Wednesday, February 15, 2012

Out of Character

I'll admit it because I should that I did something bad not too long ago and I'm trying to repent. It puts a heavy cloud over every day when you carry that burden. I thought about telling someone today but then I realized they probably wouldn't understand. So I'm keeping it to myself.

For some reason, it's swung open the door for a lot of other out-of-character things. Even just the thoughts in my head. All the images floating around up there have intensified. Yesterday (Valentines Day of course) I surprised myself with an impressive stream of profanities I didn't know I knew. It came so naturally to me. And although I didn't give in to the idea of smashing the heavy glass in my hands, the thought came across my mind as entirely possible.

On top of that, today I've had the strongest urge to visit Phaze Bar again. Go in a short skirt and sit alone at the bar or make conversation with a stranger - free from feelings of responsibility and inhibitions. But while that's not completely new- nor is the idea of slipping on my black wig and fake nose ring going dancing incognito.

Strangest of all is my sudden fixation on basketball. And I swear I almost stopped to buy sneakers so I can go running more comfortably. Since when have I EVER run? Or been at all interested in sports?

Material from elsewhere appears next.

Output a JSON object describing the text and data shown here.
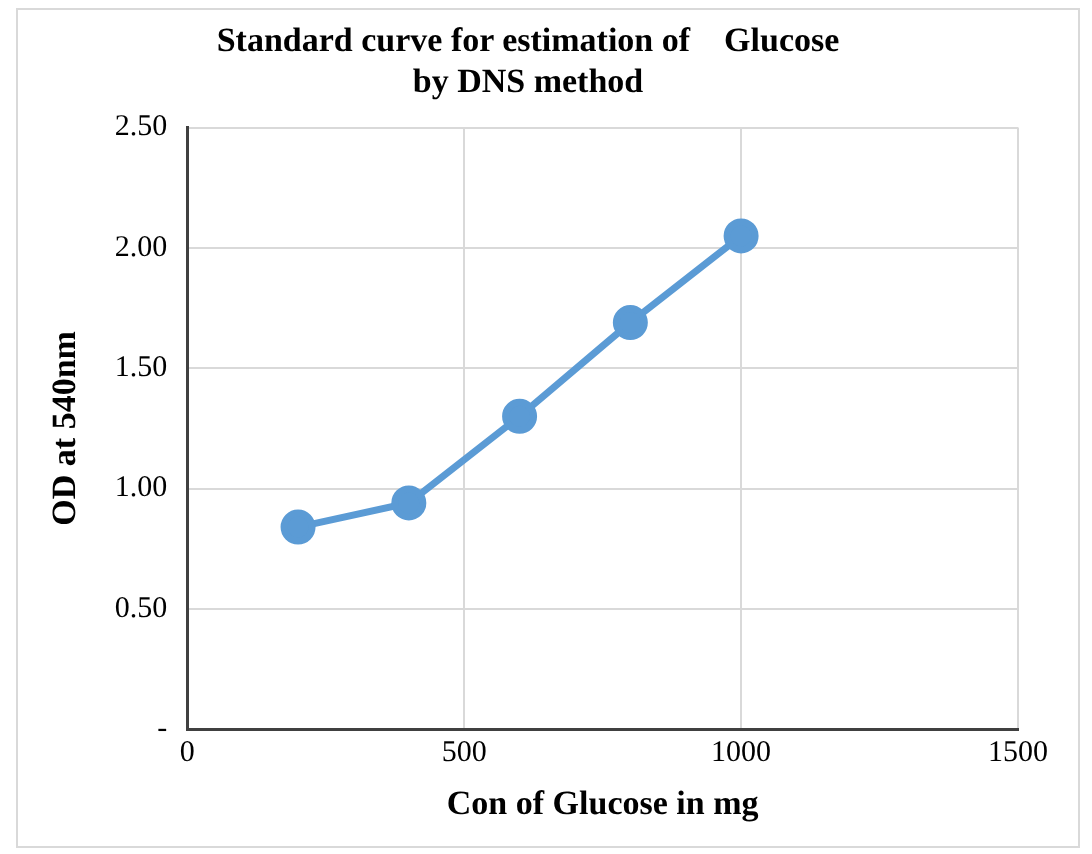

Long story short about valentines day- Even if it wasn't the holiday of love, anyone would have had a bad day going through all I did. The fact that I started out excited just made it worse. One thing I have always really wished I could change about myself is my propensity to tears. I hate crying. It's painful to do. Yesterday, when I was told the plans I had been looking forward to as a salvation all day were canceled, I got such big FAT tears that I didn't bother wiping them away. I think I got away with it not screwing with my makeup. At least, I don't think the delivery guy noticed. But Harajuku Girls says it's okay to cry, just as long as you don't do it in public. So maybe i'll make that my new moto.